Ils voulaient découvrir le continent antarctique mieux que personne : ils n'y poseront même pas le pied ; ils voulaient donner à connaître la Terre : ils ont donné à connaître l'Humanité, ils nous ont fait découvrir une potentialité insoupçonnée de l'Humain, sa formidable résistance dans les pires conditions d'adversité imaginables. Et ce qui est beau, surtout, c'est qu'il s'agit d'un exploit collectif, fruit d'une collaboration optimale entre une poignée d'hommes décidés à mettre leurs forces en commun plutôt que de viser le chacun pour soi.

Quel exemple que cet équipage de l'Endurance ! Quel meneur que cet Ernest Shackleton, commanditaire de l'expédition ; quel capitaine que ce Frank Worsley, le skippeur de l'Endurance et, plus tard, du canot James Caird ; quel incroyable officier que ce Tom Crean, qui les accompagna jusqu'au bout faisant preuve d'une force et d'un courage exceptionnels ; quel second que ce Franck Wild qui, par son calme et sa sagesse, a su tenir la baraque au pire moment de découragement possible, et tellement, tellement d'autres exploits individuels parmi les autres membres de l'expédition, du charpentier de marine au cuisinier, qui, tous, tous, à un moment donné, par leur action décisive, ont permis la réussite de l'ensemble.
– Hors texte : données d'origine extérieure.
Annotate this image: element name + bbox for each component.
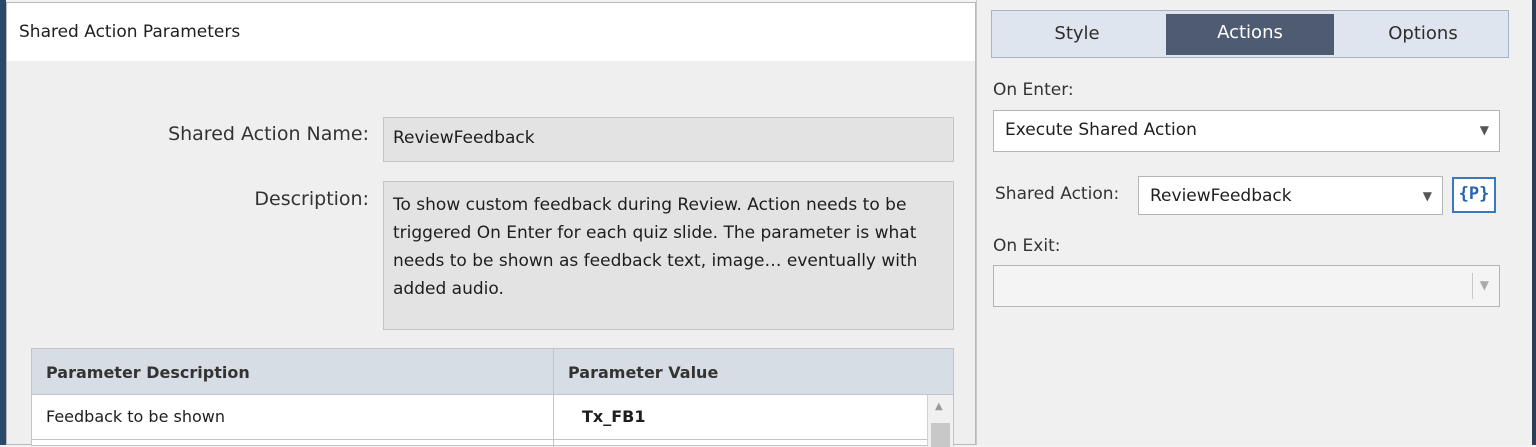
row-divider xyxy=(32,439,927,440)
properties-panel: Style Actions Options On Enter: Execute … xyxy=(976,0,1532,445)
tab-actions[interactable]: Actions xyxy=(1166,14,1334,55)
dropdown-separator xyxy=(1472,273,1473,299)
tab-options[interactable]: Options xyxy=(1338,11,1508,57)
on-enter-value: Execute Shared Action xyxy=(1005,120,1197,140)
column-header-description[interactable]: Parameter Description xyxy=(46,363,250,382)
shared-action-value: ReviewFeedback xyxy=(1150,186,1292,206)
tab-style[interactable]: Style xyxy=(992,11,1162,57)
shared-action-label: Shared Action: xyxy=(995,184,1120,204)
parameter-value-cell[interactable]: Tx_FB1 xyxy=(582,407,646,426)
chevron-down-icon: ▼ xyxy=(1422,189,1432,203)
chevron-down-icon: ▼ xyxy=(1479,278,1489,292)
shared-action-name-label: Shared Action Name: xyxy=(168,123,369,145)
table-scrollbar[interactable]: ▲ xyxy=(927,395,953,447)
dialog-title: Shared Action Parameters xyxy=(19,22,241,42)
parameter-description-cell[interactable]: Feedback to be shown xyxy=(46,407,225,426)
table-header-row: Parameter Description Parameter Value xyxy=(32,349,953,395)
on-exit-select[interactable]: ▼ xyxy=(993,265,1500,307)
scrollbar-thumb[interactable] xyxy=(931,423,950,447)
panel-tab-bar: Style Actions Options xyxy=(991,10,1509,58)
shared-action-parameters-dialog: Shared Action Parameters Shared Action N… xyxy=(6,2,976,447)
on-enter-select[interactable]: Execute Shared Action ▼ xyxy=(993,110,1500,152)
desktop-background-right xyxy=(1532,0,1536,445)
on-enter-label: On Enter: xyxy=(993,80,1074,100)
parameters-table: Parameter Description Parameter Value Fe… xyxy=(31,348,954,447)
column-header-value[interactable]: Parameter Value xyxy=(568,363,718,382)
description-field[interactable]: To show custom feedback during Review. A… xyxy=(383,181,954,330)
description-label: Description: xyxy=(254,188,369,210)
on-exit-label: On Exit: xyxy=(993,236,1061,256)
scroll-up-arrow-icon[interactable]: ▲ xyxy=(935,401,943,412)
parameters-button[interactable]: {P} xyxy=(1452,177,1496,213)
shared-action-select[interactable]: ReviewFeedback ▼ xyxy=(1138,176,1443,215)
chevron-down-icon: ▼ xyxy=(1479,123,1489,137)
column-separator xyxy=(553,349,554,447)
dialog-title-bar[interactable]: Shared Action Parameters xyxy=(7,3,975,61)
shared-action-name-field[interactable]: ReviewFeedback xyxy=(383,117,954,162)
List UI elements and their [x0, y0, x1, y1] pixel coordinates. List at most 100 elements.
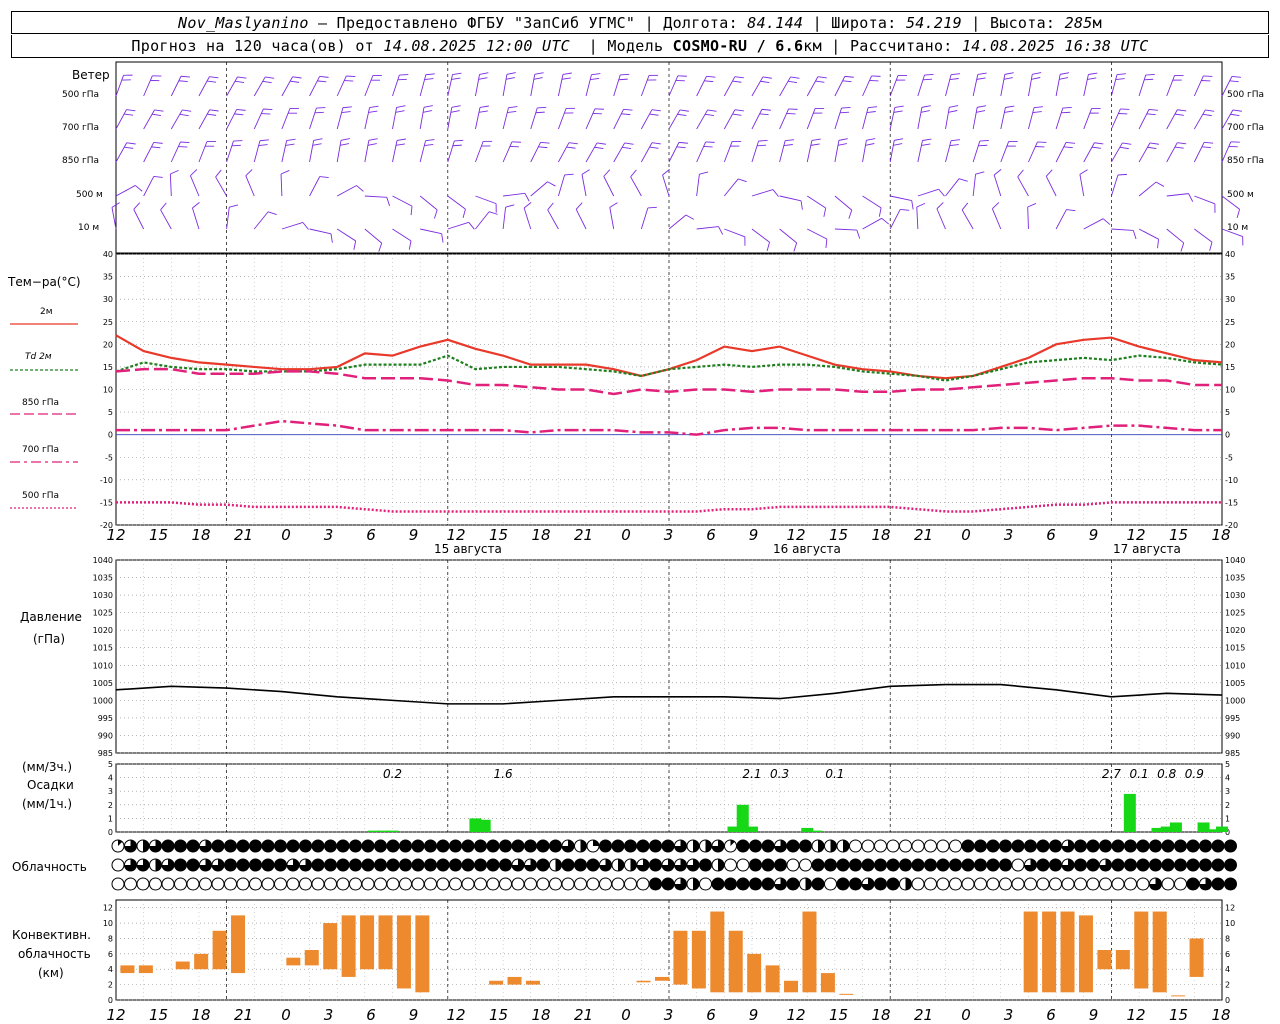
- wind-barb-flag: [676, 146, 686, 149]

Eh bien, c'est le détail de cette incomparable aventure que nous raconte Sir Ernest Shackleton dans ce livre, ces presque deux ans de vie — ou de survie — coincés sur la banquise dérivante de l'Antarctique, ou sur l'île désolée de l'Éléphant, sans oublier, bien sûr, le broyage du bateau par les puissances titanesques de la glace travaillée par les blizzards et les courants profonds, la navigation parmi des vagues hautes comme des immeubles, pour trois malheureuses coquilles de noix, cernées par l'ouragan, dans le froid polaire, sans eau potable ou presque, dans une quasi obscurité…

Et c'est tout ? euh… non, ce n'est pas tout, j'allais presque oublier le principal, parcourir à six dans un canot les plus de mille kilomètres qui séparent une chiure de mouche sur les cartes de l'Atlantique sud, d'une autre chiure de mouche, à peine plus grande, ballotés sur un océan déchaîné, à la pire période de l'année, avec des outils de navigation rudimentaires, aborder une île — la Géorgie du sud — aussi aimable qu'une quintuple rangée de barbelés d'une tranchée minée, sachant, bien évidemment, qu'il faudra escalader la charmante insulaire hérissée de monts à pics et de glaciers monstrueux car l'aide, si aide il y a, se trouve de l'autre côté de l'île, dans un petit port baleinier, logé dans une baie abritée du rivage opposé.

Eh bien, oui, tout ça, ils l'ont fait, et même encore plus que ça. le détail en est révélé dans ces pages, qui se lisent très facilement et avec grand intérêt. Personnellement, j'aurais aimé que Shackleton nous offre un récit un peu plus émotionnel, un peu plus détaillé sur l'environnement et la psychologie des différents membres de l'équipage, un peu moins distancié des événements, c'est le tout petit, le minuscule reproche que je lui adresse, d'où ces quatre étoiles et non cinq, mais pour le reste, une aventure époustouflante qui mérite vraiment le détour d'après moi. Mais bien entendu, ça n'est que mon avis, c'est-à-dire, pas grand chose.